By Alexander Baron     Jul 28, 2011 in Entertainment
If you thought you’d seen it all with baby swaps, tram crashes, and madwomen drugging the local vicar after setting fire to his church, think again.
(Note to non-UK readers: below are some spoilers of Emmerdale, Coronation Street, EastEnders)
At the moment there is a murder trial in Emmerdale, not your average kind of murder trial, mind; the defendant is on bail, having assisted his quadriplegic homosexual lover to commit suicide in connivance with the victim’s mother.
In EastEnders there has been a minor act of arson, and in Coronation Street, the local intellectual, who couldn’t keep his head out of books or in his younger days his, er, that other thing, in his trousers, has discovered a while back that he had not only a son he had never met but a grandson. Son and grandson are estranged because grandson bats for the opposition, but Ken being a highbrow, civilised and cultured individual has no time for homophobia, and while his relationship with his newfound son is irreparable, he is pleased to have his grandson around and takes him in, after all, he is a charity worker and doing great things for the local homeless.

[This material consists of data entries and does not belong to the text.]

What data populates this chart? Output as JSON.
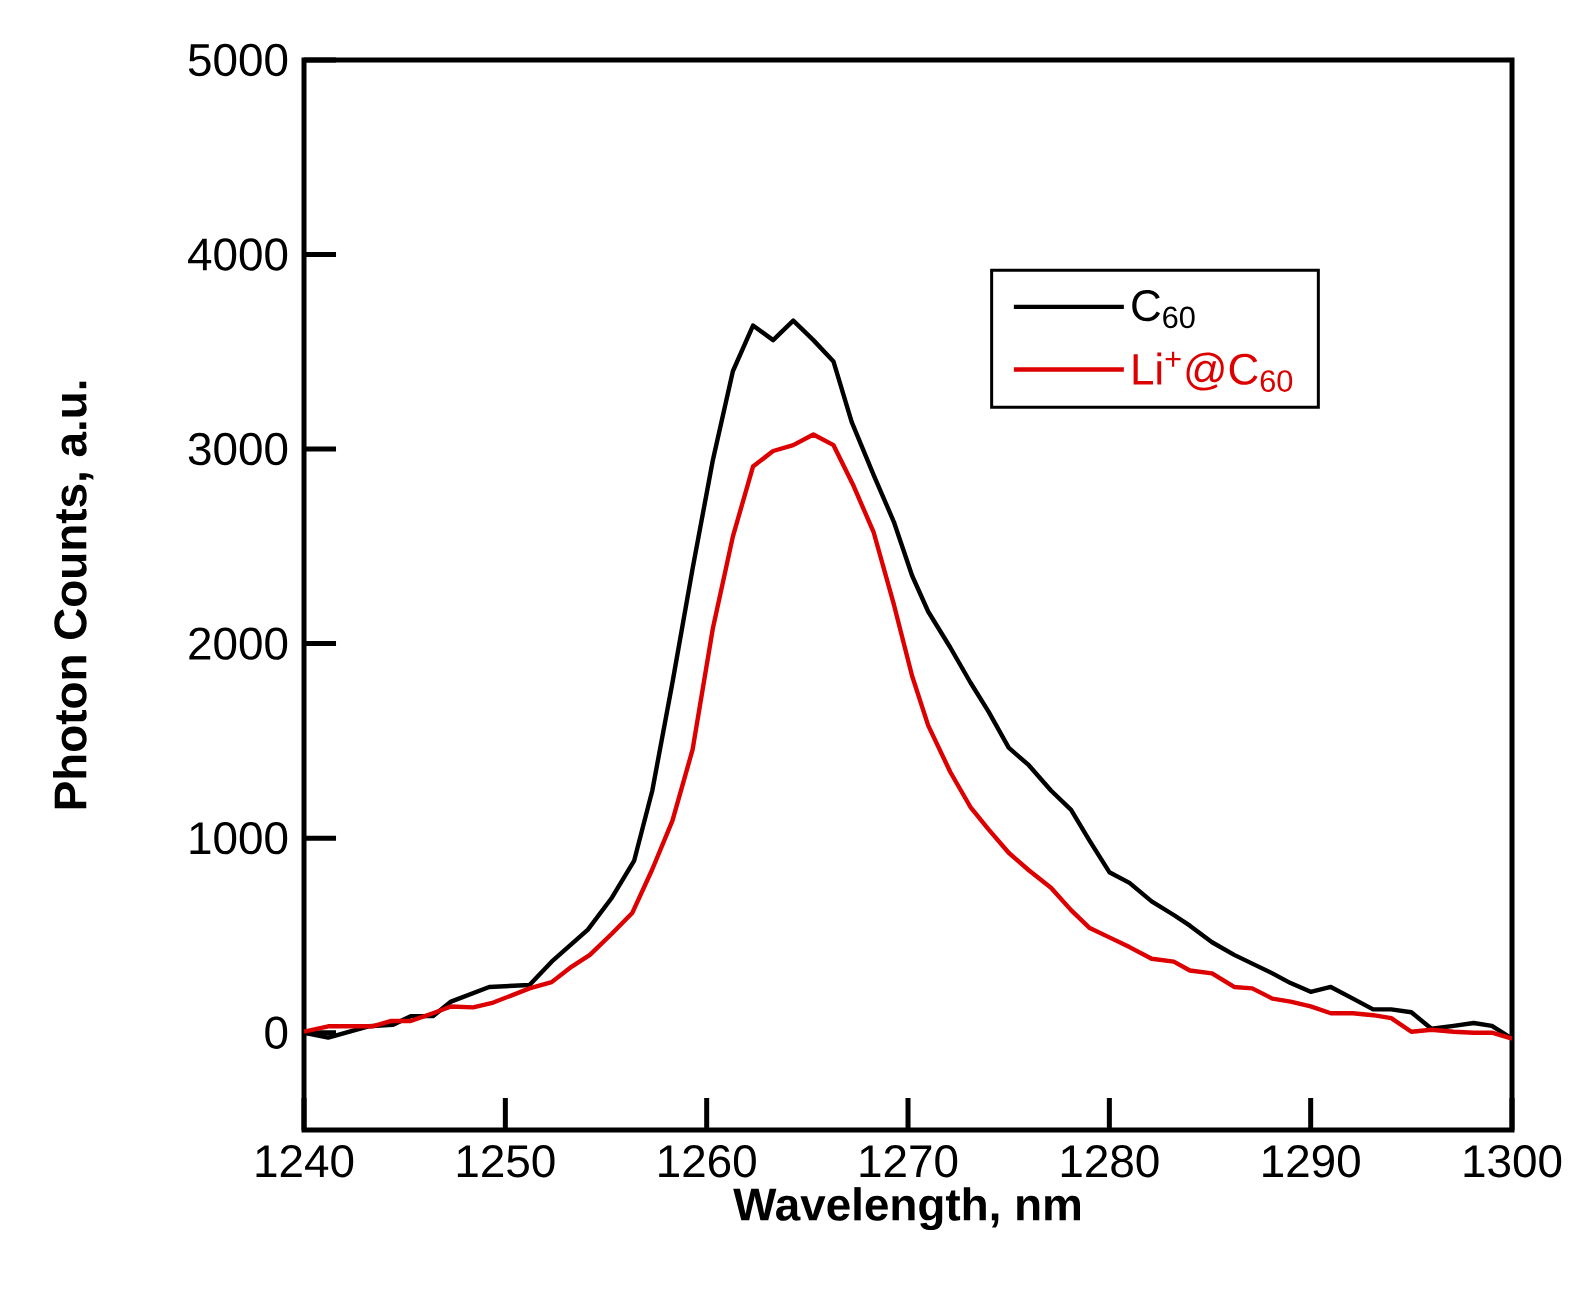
{
  "chart_data": {
    "type": "line",
    "xlabel": "Wavelength, nm",
    "ylabel": "Photon Counts, a.u.",
    "xlim": [
      1240,
      1300
    ],
    "ylim": [
      -500,
      5000
    ],
    "xticks": [
      1240,
      1250,
      1260,
      1270,
      1280,
      1290,
      1300
    ],
    "yticks": [
      0,
      1000,
      2000,
      3000,
      4000,
      5000
    ],
    "legend": "top right",
    "series": [
      {
        "name": "C$_{60}$",
        "color": "#000000",
        "x": [
          1240,
          1241.2,
          1243.2,
          1244.4,
          1245.3,
          1246.4,
          1247.3,
          1249.2,
          1251.2,
          1252.3,
          1254.1,
          1255.3,
          1256.4,
          1257.3,
          1258.3,
          1259.3,
          1260.3,
          1261.3,
          1262.3,
          1263.3,
          1264.3,
          1265.3,
          1266.3,
          1267.2,
          1268.3,
          1269.3,
          1270.2,
          1271,
          1272.1,
          1273.1,
          1274,
          1275,
          1276,
          1277.1,
          1278.1,
          1279,
          1280,
          1281,
          1282.1,
          1283.2,
          1284,
          1285.1,
          1286.2,
          1287.1,
          1288.1,
          1289,
          1290,
          1291,
          1292.1,
          1293.1,
          1294,
          1295,
          1296,
          1297.1,
          1298.1,
          1299,
          1300
        ],
        "values": [
          0,
          -25,
          33,
          40,
          85,
          85,
          160,
          235,
          245,
          365,
          530,
          695,
          885,
          1245,
          1800,
          2385,
          2940,
          3400,
          3635,
          3560,
          3660,
          3560,
          3450,
          3140,
          2865,
          2625,
          2350,
          2165,
          1980,
          1800,
          1650,
          1465,
          1375,
          1245,
          1145,
          990,
          825,
          770,
          675,
          605,
          550,
          465,
          400,
          355,
          305,
          255,
          210,
          235,
          175,
          120,
          120,
          105,
          20,
          35,
          50,
          35,
          -30
        ]
      },
      {
        "name": "Li$^{+}$@C$_{60}$",
        "color": "#dd0000",
        "x": [
          1240,
          1241.2,
          1243.4,
          1244.3,
          1245.3,
          1246.4,
          1247.3,
          1248.4,
          1249.4,
          1251.2,
          1252.3,
          1253.3,
          1254.2,
          1255.3,
          1256.3,
          1257.3,
          1258.3,
          1259.3,
          1260.3,
          1261.3,
          1262.3,
          1263.3,
          1264.3,
          1265.3,
          1266.3,
          1267.3,
          1268.3,
          1269.3,
          1270.2,
          1271,
          1272.1,
          1273.1,
          1274,
          1275,
          1276,
          1277.1,
          1278.1,
          1279,
          1280,
          1281,
          1282.1,
          1283.2,
          1284,
          1285.1,
          1286.2,
          1287.1,
          1288.1,
          1289,
          1290,
          1291,
          1292.1,
          1293.1,
          1294,
          1295,
          1296,
          1297.1,
          1298.1,
          1299,
          1300
        ],
        "values": [
          5,
          33,
          33,
          60,
          60,
          100,
          135,
          130,
          155,
          228,
          260,
          340,
          400,
          510,
          615,
          840,
          1090,
          1455,
          2075,
          2550,
          2910,
          2990,
          3020,
          3075,
          3020,
          2810,
          2570,
          2200,
          1835,
          1580,
          1340,
          1160,
          1045,
          925,
          835,
          745,
          630,
          540,
          490,
          440,
          380,
          365,
          320,
          305,
          235,
          228,
          175,
          160,
          135,
          100,
          100,
          90,
          75,
          5,
          15,
          5,
          0,
          0,
          -30
        ]
      }
    ]
  }
}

Unfortunately, the charity turns out to be a scam, and Ken is bitterly disappointed when his grandson applies for a fifty grand loan against the family home, forging his signature and taking delivery of the cheque. Well, the first part anyway, because the best laid plans of mice and men can always be scuppered by a scriptwriter for dramatic effect, and after the postman delivers the cheque to the local pub by mistake – as he would do – it falls into Ken’s hands, and the dastardly deeds are exposed.
If that hurt Ken’s pride, local businesswoman Carla is in for hurt of a different kind; having already seen her lover murdered by a hit man at the behest of her husband-to-be on the eve of their wedding, being taken hostage by him after he escapes from prison, and then finding a body buried under her knicker factory, she is about to be raped by her new business partner cum lover when he realises she only has eyes for the local bookmaker. Carla, haven’t we been here before?
All this begs the question, what is in store for EastEnders? About the only thing we haven’t seen in Britain’s soaps is an Al-Qaeda cell, but all that could be changing, because there is about to be a gay marriage in the mythical Albert Square, and one of those involved is a Moslem. Today it was revealed that comic cleric Anjem Choudary has taken responsibility for stickers that have been posted around the East End of London claiming it to be a Shariah controlled zone – that is Sharia with an H. This sort of thing has happened before recently, but one wonders if this time it might lead to a suicide bomber attacking the Queen Victoria public house; perhaps it may turn out that local hard man and recovering alcoholic Phil Mitchell, having been radicalised at an AA meeting has been storing explosives in his garage in preparation for the forthcoming jihad. We can but hope.